Latency (defined as the time between the Kafka message being produced and the message being available in ClickHouse) will be dependent on a number of factors (i.e. broker latency, network latency, message size/format). The batching described in the section above will also impact latency. We always recommend testing your specific use case with typical loads to determine the expected latency.

ClickPipes does not provide any guarantees concerning latency. If you have specific low-latency requirements, please contact us.

Scaling

ClickPipes for Kafka is designed to scale horizontally. By default, we create a consumer group with 2 consumers. This can be increased by contacting us.

F.A.Q

  • How does ClickPipes for Kafka work?

    ClickPipes uses a dedicated architecture running the Kafka Consumer API to read data from a specified topic and then inserts the data into a ClickHouse table on a specific ClickHouse Cloud service.

  • What's the difference between ClickPipes and the ClickHouse Kafka Table Engine?

    The Kafka Table engine is a ClickHouse core capability that implements a “pull model” where the ClickHouse server itself connects to Kafka, pulls events then writes them locally.

    ClickPipes is a separate cloud service that runs independently of the ClickHouse Service, it connects to Kafka (or other data sources) and pushes events to an associated ClickHouse Cloud service. This decoupled architecture allows for superior operational flexibility, clear separation of concerns, scalable ingestion, graceful failure management, extensibility and more.

  • What are the requirements for using ClickPipes for Kafka?

    In order to use ClickPipes for Kafka, you will need a running Kafka broker and a ClickHouse Cloud service with ClickPipes enabled. You will also need to ensure that ClickHouse Cloud can access your Kafka broker. This can be achieved by allowing remote connection on the Kafka side, whitelisting ClickHouse Cloud Egress IP addresses in your Kafka setup.

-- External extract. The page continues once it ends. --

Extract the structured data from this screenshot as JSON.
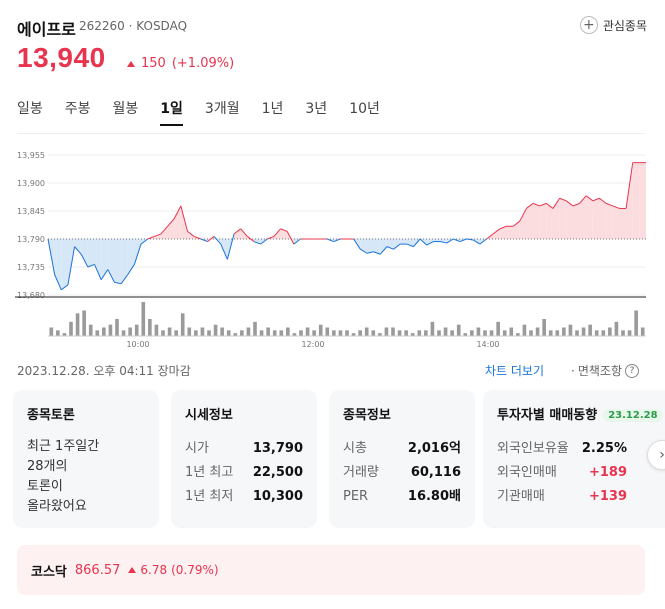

  • Does ClickPipes for Kafka support AWS PrivateLink?

    AWS PrivateLink is supported. Please contact us for more information.

  • Can I use ClickPipes for Kafka to write data to a Kafka topic?

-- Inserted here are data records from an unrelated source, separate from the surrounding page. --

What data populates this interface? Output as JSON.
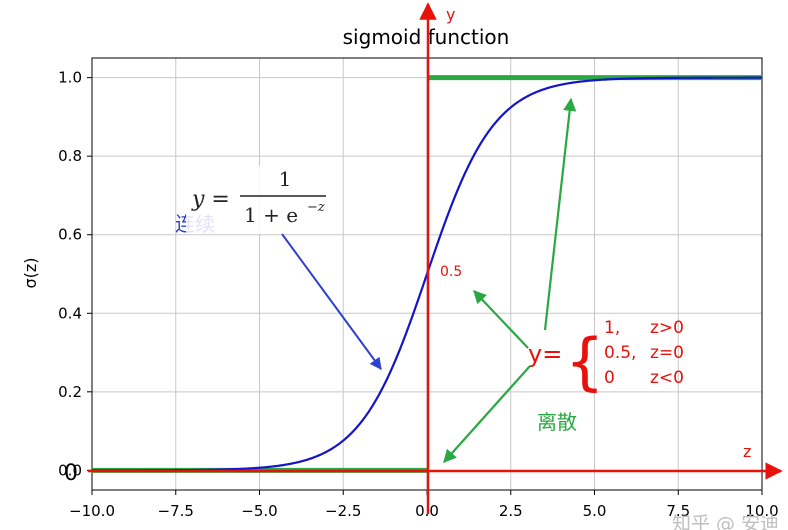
{
  "chart_data": {
    "type": "line",
    "title": "sigmoid function",
    "ylabel": "σ(z)",
    "xlabel": "",
    "xlim": [
      -10,
      10
    ],
    "ylim": [
      -0.05,
      1.05
    ],
    "x_ticks": [
      -10,
      -7.5,
      -5,
      -2.5,
      0,
      2.5,
      5,
      7.5,
      10
    ],
    "x_tick_labels": [
      "−10.0",
      "−7.5",
      "−5.0",
      "−2.5",
      "0.0",
      "2.5",
      "5.0",
      "7.5",
      "10.0"
    ],
    "y_ticks": [
      0.0,
      0.2,
      0.4,
      0.6,
      0.8,
      1.0
    ],
    "y_tick_labels": [
      "0.0",
      "0.2",
      "0.4",
      "0.6",
      "0.8",
      "1.0"
    ],
    "grid": true,
    "series": [
      {
        "kind": "sigmoid",
        "color": "#1414c8",
        "x_range": [
          -10,
          10
        ]
      },
      {
        "kind": "step",
        "color": "#2aa843",
        "segments": [
          {
            "x": [
              -10,
              0
            ],
            "y": 0
          },
          {
            "x": [
              0,
              10
            ],
            "y": 1
          }
        ]
      }
    ]
  },
  "annotations": {
    "axis_y_letter": "y",
    "axis_z_letter": "z",
    "zero_label": "0",
    "half_label": "0.5",
    "continuous_label": "连续",
    "discrete_label": "离散",
    "formula_lhs": "y =",
    "formula_num": "1",
    "formula_den_a": "1 + e",
    "formula_den_exp": "−z",
    "piecewise_lhs": "y=",
    "piecewise": [
      {
        "value": "1,",
        "cond": "z>0"
      },
      {
        "value": "0.5,",
        "cond": "z=0"
      },
      {
        "value": "0",
        "cond": "z<0"
      }
    ]
  },
  "watermark": "知乎 @ 安迪",
  "colors": {
    "red": "#e8120c",
    "green": "#2aa843",
    "blue": "#2f3fd0",
    "curve": "#1414c8",
    "grid": "#c8c8c8"
  }
}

    No, the ClickPipes for Kafka is designed for reading data from Kafka topics, not writing data to them. To write data to a Kafka topic, you will need to use a dedicated Kafka producer.

  • Does ClickPipes support multiple brokers?

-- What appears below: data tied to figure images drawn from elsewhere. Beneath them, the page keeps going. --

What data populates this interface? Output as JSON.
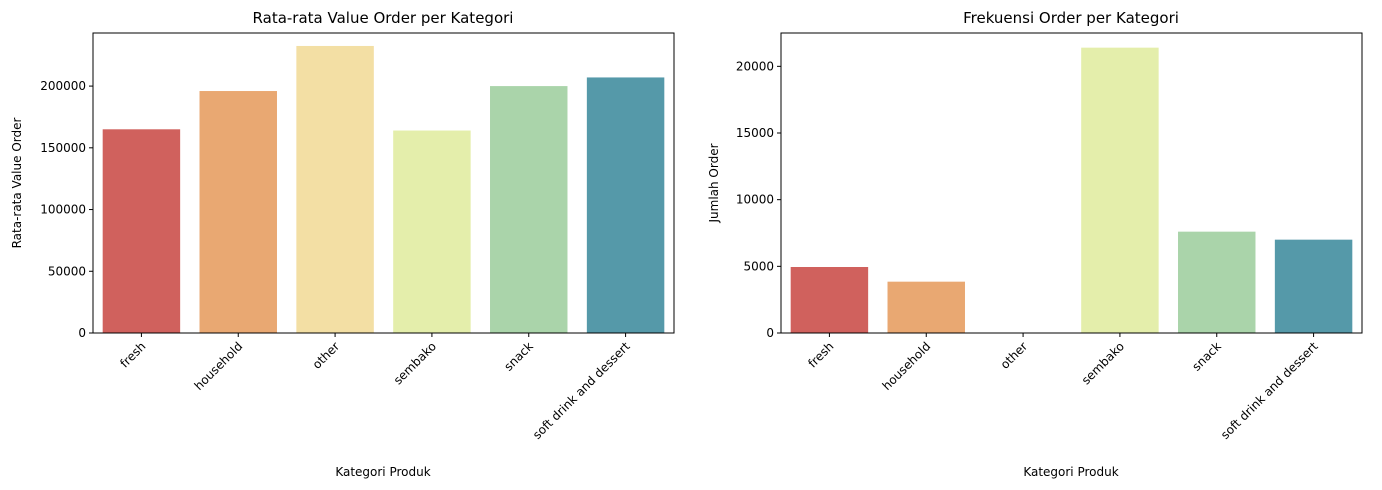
{
  "chart_data": [
    {
      "type": "bar",
      "title": "Rata-rata Value Order per Kategori",
      "xlabel": "Kategori Produk",
      "ylabel": "Rata-rata Value Order",
      "categories": [
        "fresh",
        "household",
        "other",
        "sembako",
        "snack",
        "soft drink and dessert"
      ],
      "values": [
        165000,
        196000,
        232500,
        164000,
        200000,
        207000
      ],
      "ylim": [
        0,
        243000
      ],
      "yticks": [
        0,
        50000,
        100000,
        150000,
        200000
      ],
      "ytick_labels": [
        "0",
        "50000",
        "100000",
        "150000",
        "200000"
      ],
      "colors": [
        "#d0615d",
        "#e9a872",
        "#f3dfa4",
        "#e4eeab",
        "#aad4aa",
        "#5599a9"
      ],
      "grid": false,
      "legend": "none"
    },
    {
      "type": "bar",
      "title": "Frekuensi Order per Kategori",
      "xlabel": "Kategori Produk",
      "ylabel": "Jumlah Order",
      "categories": [
        "fresh",
        "household",
        "other",
        "sembako",
        "snack",
        "soft drink and dessert"
      ],
      "values": [
        4950,
        3850,
        12,
        21400,
        7600,
        7000
      ],
      "ylim": [
        0,
        22500
      ],
      "yticks": [
        0,
        5000,
        10000,
        15000,
        20000
      ],
      "ytick_labels": [
        "0",
        "5000",
        "10000",
        "15000",
        "20000"
      ],
      "colors": [
        "#d0615d",
        "#e9a872",
        "#f3dfa4",
        "#e4eeab",
        "#aad4aa",
        "#5599a9"
      ],
      "grid": false,
      "legend": "none"
    }
  ]
}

    Yes, if the brokers are part of the same quorum they can be configured together delimited with ,.

  • Does ClickPipes support Upstash?

    Yes. Upstash's Kafka product entered into a deprecation period on 11th September 2024 for 6 months. Existing customers can continue to use ClickPipes with their existing Upstash Kafka brokers using the generic Kafka tile on the ClickPipes user interface. Existing Upstash Kafka ClickPipes are unaffected before the deprecation notice. When the the deprecation period is up the ClickPipe will stop functioning.

  • Does ClickPipes support Upstash schema registry?

    No. ClickPipes is not Upstash Kafka schema registry compatible.

  • Does ClickPipes support Upstash's QStash Workflow

    No. Unless a Kafka compatible surface is introduced in QStash Workflow it will not work with Kafka ClickPipes.